Sunday, April 26, 2009

Ignorant Knowledge

    The literary tourist in Birmingham will find a few lines from T.S. Eliot's 'Burnt Norton' carved on the rim of the fountain in Victoria Square. The lines are attributed to Eliot, but the source is not cited. I had to shuffle through Four Quartets to find them.

And the pool was filled with water out of sunlight,
And the lotos rose, quietly, quietly,
The surface glittered out of heart of light,
And they were behind us, reflected in the pool.
Then a cloud passed, and the pool was empty.

    One of the unfortunate traits inherited from teaching is that, as soon as you find out something new, you want to impart it. In other words, you are always disguising your ignorance as knowledge. (This does not usually apply to things you already know, such as that A. E. Housman came from nearby Worcestershire, and was not, in fact, ever, a Shropshire lad.)

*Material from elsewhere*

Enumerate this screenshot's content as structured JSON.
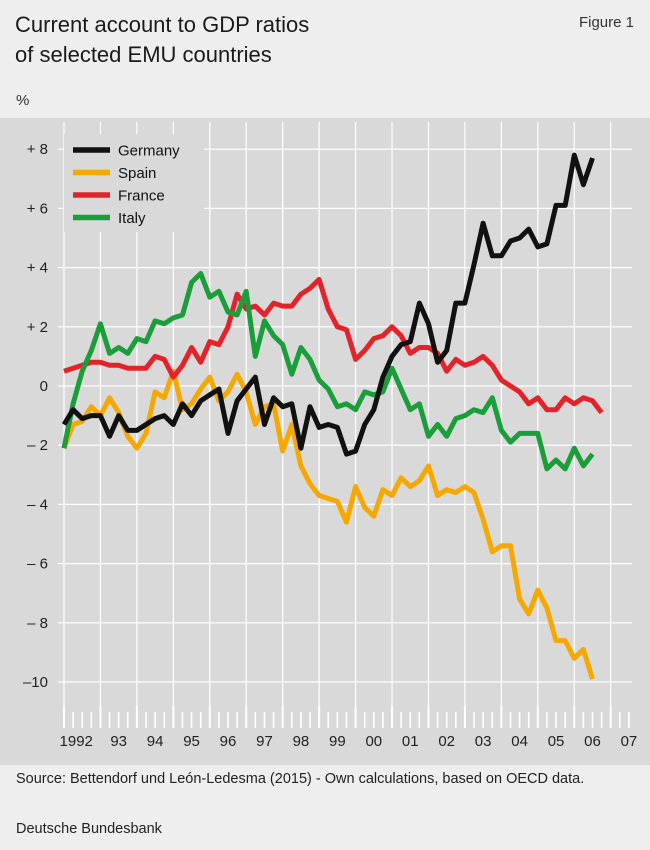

   In literary exchanges, one of the conditions of the game tends to involve demonstrating what you know, comparing authors, citing examples, quoting phrases, etc. Just as interesting, I imagine, is how much you don't know. For example, in Stepping Stones, Heaney admitted to Dennis O' Driscoll that he had never got very far with Pound's Cantos. That might rate as influence, the fact that you haven't read such and such. Following that principle, my influences of the unread would include Ariosto's Orlando Furioso, Tasso's Jerusalem Liberated, The Kalevala, and the novels of Gerald Griffin.

Another related topic here is the operation of memory. I count myself among those whose powers of recall are patchy. In literature and life we all know people with tremendous recall, such as Beckett. 

If you use a phrase which you read somewhere else  once, and then forgot until it reemerged in your writing, is that plagiarism or influence?